Au Bénin, le gouvernement a officiellement réagi au dossier sensible de l’extradition de l’activiste Kemi Seba. À travers une prise de parole mesurée, l’Exécutif, par la voix de son porte-parole Wilfried Léandre Houngbédji, insiste sur la nécessité de laisser la justice suivre son cours, tout en réaffirmant la gravité des accusations liées à des propos jugés attentatoires à la stabilité nationale.

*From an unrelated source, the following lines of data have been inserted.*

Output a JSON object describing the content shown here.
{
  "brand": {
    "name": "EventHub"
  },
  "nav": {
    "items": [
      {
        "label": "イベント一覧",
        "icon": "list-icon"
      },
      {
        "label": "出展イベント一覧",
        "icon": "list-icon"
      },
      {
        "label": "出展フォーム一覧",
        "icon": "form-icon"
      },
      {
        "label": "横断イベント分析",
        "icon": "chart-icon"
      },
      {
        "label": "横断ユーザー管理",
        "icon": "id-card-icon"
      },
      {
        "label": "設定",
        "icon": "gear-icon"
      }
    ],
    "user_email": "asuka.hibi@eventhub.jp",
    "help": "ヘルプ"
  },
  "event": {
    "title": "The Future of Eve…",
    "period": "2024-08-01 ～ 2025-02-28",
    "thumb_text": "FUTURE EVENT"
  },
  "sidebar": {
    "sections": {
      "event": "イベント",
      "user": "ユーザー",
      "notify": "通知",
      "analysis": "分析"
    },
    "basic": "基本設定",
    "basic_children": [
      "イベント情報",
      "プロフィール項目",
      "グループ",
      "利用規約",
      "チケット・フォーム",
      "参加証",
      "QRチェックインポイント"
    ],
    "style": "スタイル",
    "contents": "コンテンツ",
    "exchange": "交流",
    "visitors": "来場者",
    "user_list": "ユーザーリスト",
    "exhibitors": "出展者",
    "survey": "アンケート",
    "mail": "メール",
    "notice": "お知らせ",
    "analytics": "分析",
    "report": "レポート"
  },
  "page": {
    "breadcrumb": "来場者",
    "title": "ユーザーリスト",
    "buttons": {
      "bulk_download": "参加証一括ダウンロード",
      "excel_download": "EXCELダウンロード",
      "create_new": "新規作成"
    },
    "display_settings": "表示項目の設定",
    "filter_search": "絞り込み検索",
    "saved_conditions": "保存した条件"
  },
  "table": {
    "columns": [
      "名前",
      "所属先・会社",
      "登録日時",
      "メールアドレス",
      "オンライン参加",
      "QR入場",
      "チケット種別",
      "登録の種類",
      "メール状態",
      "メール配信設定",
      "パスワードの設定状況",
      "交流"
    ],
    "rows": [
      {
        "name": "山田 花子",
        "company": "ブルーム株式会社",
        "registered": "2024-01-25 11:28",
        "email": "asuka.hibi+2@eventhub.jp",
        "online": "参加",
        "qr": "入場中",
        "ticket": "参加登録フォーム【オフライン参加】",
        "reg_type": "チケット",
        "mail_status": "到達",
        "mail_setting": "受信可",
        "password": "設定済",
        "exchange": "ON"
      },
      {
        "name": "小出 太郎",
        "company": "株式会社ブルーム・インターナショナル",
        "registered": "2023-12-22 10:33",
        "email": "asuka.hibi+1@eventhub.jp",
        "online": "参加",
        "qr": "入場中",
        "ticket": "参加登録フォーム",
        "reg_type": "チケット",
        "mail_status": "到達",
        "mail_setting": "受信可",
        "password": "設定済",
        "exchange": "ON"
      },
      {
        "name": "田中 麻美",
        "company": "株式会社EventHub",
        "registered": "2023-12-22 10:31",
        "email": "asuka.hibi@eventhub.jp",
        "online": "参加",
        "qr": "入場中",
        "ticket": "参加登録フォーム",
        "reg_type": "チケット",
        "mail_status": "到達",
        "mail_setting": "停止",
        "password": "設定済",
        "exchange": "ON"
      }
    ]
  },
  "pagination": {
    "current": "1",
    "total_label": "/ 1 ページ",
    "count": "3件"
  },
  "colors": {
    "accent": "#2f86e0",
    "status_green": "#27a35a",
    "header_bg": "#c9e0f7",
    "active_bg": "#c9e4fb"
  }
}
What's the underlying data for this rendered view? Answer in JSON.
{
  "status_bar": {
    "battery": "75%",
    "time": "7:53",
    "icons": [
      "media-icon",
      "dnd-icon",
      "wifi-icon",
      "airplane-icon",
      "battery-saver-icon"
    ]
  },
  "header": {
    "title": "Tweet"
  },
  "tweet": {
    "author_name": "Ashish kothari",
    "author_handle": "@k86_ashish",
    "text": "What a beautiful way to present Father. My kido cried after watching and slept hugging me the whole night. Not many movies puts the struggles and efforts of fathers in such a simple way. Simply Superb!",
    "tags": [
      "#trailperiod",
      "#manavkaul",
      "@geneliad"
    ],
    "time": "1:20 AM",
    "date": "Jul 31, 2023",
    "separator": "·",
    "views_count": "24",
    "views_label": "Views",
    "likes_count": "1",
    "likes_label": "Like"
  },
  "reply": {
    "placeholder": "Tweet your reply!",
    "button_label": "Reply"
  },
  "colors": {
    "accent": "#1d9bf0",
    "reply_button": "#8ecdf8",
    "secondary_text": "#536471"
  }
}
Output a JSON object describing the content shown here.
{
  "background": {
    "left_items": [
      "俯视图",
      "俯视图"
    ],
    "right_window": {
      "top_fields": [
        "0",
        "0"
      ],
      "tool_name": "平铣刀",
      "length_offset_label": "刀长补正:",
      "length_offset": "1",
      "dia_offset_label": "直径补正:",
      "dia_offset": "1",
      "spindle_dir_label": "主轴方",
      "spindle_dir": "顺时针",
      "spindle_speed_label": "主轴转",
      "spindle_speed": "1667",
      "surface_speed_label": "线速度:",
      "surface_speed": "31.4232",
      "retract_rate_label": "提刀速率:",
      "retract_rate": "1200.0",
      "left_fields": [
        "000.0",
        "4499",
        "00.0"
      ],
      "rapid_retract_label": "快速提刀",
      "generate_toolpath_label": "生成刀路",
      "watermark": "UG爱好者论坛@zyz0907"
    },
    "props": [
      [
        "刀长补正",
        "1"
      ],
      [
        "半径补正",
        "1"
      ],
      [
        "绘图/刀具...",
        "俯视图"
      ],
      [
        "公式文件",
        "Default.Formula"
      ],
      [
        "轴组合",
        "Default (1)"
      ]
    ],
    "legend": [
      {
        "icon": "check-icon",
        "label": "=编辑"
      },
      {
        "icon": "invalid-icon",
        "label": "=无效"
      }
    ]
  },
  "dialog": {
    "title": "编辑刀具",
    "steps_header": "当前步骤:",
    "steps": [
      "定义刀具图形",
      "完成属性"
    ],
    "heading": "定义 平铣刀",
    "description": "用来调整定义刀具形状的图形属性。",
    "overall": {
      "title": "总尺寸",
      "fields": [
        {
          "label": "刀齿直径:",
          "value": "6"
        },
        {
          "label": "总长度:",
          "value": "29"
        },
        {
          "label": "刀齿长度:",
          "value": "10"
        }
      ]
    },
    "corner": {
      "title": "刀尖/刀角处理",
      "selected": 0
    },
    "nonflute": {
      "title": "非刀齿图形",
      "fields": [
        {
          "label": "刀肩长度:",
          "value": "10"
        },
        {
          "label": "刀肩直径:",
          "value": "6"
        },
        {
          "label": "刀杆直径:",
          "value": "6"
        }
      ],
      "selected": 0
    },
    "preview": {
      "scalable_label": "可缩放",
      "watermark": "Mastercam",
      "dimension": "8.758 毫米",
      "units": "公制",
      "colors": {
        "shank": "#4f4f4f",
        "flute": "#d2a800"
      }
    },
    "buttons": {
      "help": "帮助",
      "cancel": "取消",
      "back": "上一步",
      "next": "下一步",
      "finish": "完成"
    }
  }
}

Une posture institutionnelle de retenue et de fermeté
Face à l’évolution du dossier Kemi Seba, les autorités béninoises adoptent une ligne de communication fondée sur la retenue et le respect strict des procédures judiciaires. Wilfried Léandre Houngbédji, Secrétaire général adjoint du gouvernement, a souligné que l’affaire relève exclusivement des juridictions compétentes, appelées à agir en toute indépendance.
Sans personnaliser le débat, l’Exécutif met en avant des déclarations répétées jugées préoccupantes à l’égard des institutions nationales. Cette approche vise à replacer le dossier dans un cadre juridique, loin des polémiques politiques, afin de préserver la stabilité de l’État.
La justice au cœur du dispositif de réponse
Le gouvernement insiste sur le rôle central du système judiciaire dans le traitement de cette affaire. « Ceux qui ont des actions à mener, comme le Procureur spécial, mènent leurs actions », a rappelé Wilfried Léandre Houngbédji, réaffirmant ainsi la séparation des pouvoirs.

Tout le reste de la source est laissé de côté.